Naquela época, o que mais chamava a atenção eram as cores vibrantes, as situações engraçadinhas e, sobretudo, a gostosura de considerar que brinquedos podiam ter consciência. No entanto, caso Toy Story fosse apenas isso, não seria o clássico atemporal que é, mas apenas mais um show infantil (Peppa Pig, estou olhando para você!). Não: verdadeira magia da série é permitir que o espectador, conforme envelhece e coleciona experiências, passa a admirá-la não por elementos infantis, mas por seus significados profundos, verdadeiros e emocionantes.
Um dessas mensagens está presente no primeiro filme (que papai comprou o VHS!), lançado em 1998: o espanto da mediocridade, a saída do autoengano e a descoberta do sentido da vida. É, parece muito sobre bonecos falantes. Eis mais um ponto para os produtores.

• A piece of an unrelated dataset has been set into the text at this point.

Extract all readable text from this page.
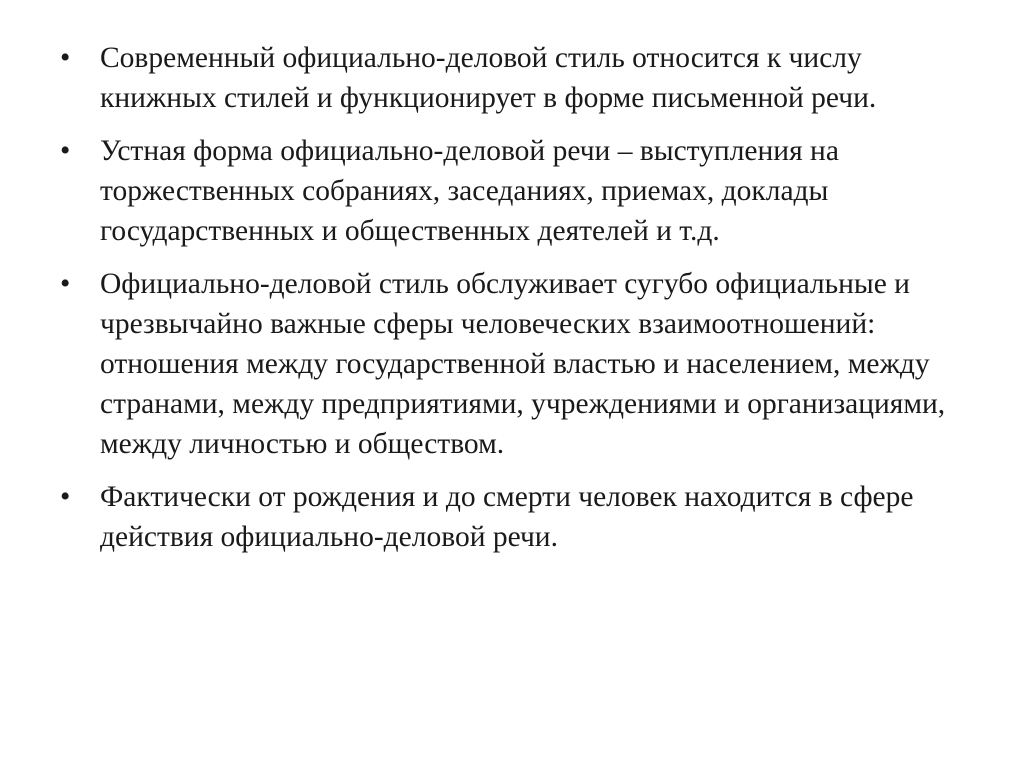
•	Современный официально-деловой стиль относится к числу книжных стилей и функционирует в форме письменной речи.
•	Устная форма официально-деловой речи – выступления на торжественных собраниях, заседаниях, приемах, доклады государственных и общественных деятелей и т.д.
•	Официально-деловой стиль обслуживает сугубо официальные и чрезвычайно важные сферы человеческих взаимоотношений: отношения между государственной властью и населением, между странами, между предприятиями, учреждениями и организациями, между личностью и обществом.
•	Фактически от рождения и до смерти человек находится в сфере действия официально-деловой речи.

Vamos por partes: Buzz, no início do filme, crê ser um patrulheiro espacial real. Julga ser capaz de voar (ou “cair com estilo”) e disparar lasers, além de empregar jargões técnicos e disparar frases de autoridades para todos a seu redor. Pauta sua vida nesta ilusão de grandeza. Tal situação, embora caricata no filme, atinge uma parcela significativa da humanidade e, sobretudo, dos jovens. Estes, geralmente saídos de um lar onde tiveram amor incondicional ou embebidos em uma cultura de autoajuda, visam abraçar o mundo com os pés: nada é suficiente para a inteligência, beleza ou sagacidade. Criam objetivos extremamente ambiciosos e generalizados para si mesmos, enxergando como seres de potencial e habilidades infinitos e, assim, não trabalham duro o bastante para alcançá-los. Veem-se, em suma, como verdadeiros patrulheiros espaciais.
Edmund Hussel, filósofo e matemático alemão, deu para estas perspectivas subjetivas que temos do mundo real o nome de “noemas”. Nestes, nossas expectativas, opiniões e intenções se mesclam com o mundo real, alterando-o perante nossas visões subjetivas. Como em uma bolha inexpugnável, podemos criar a ilusões que preferirmos, sem compromisso algum com a realidade.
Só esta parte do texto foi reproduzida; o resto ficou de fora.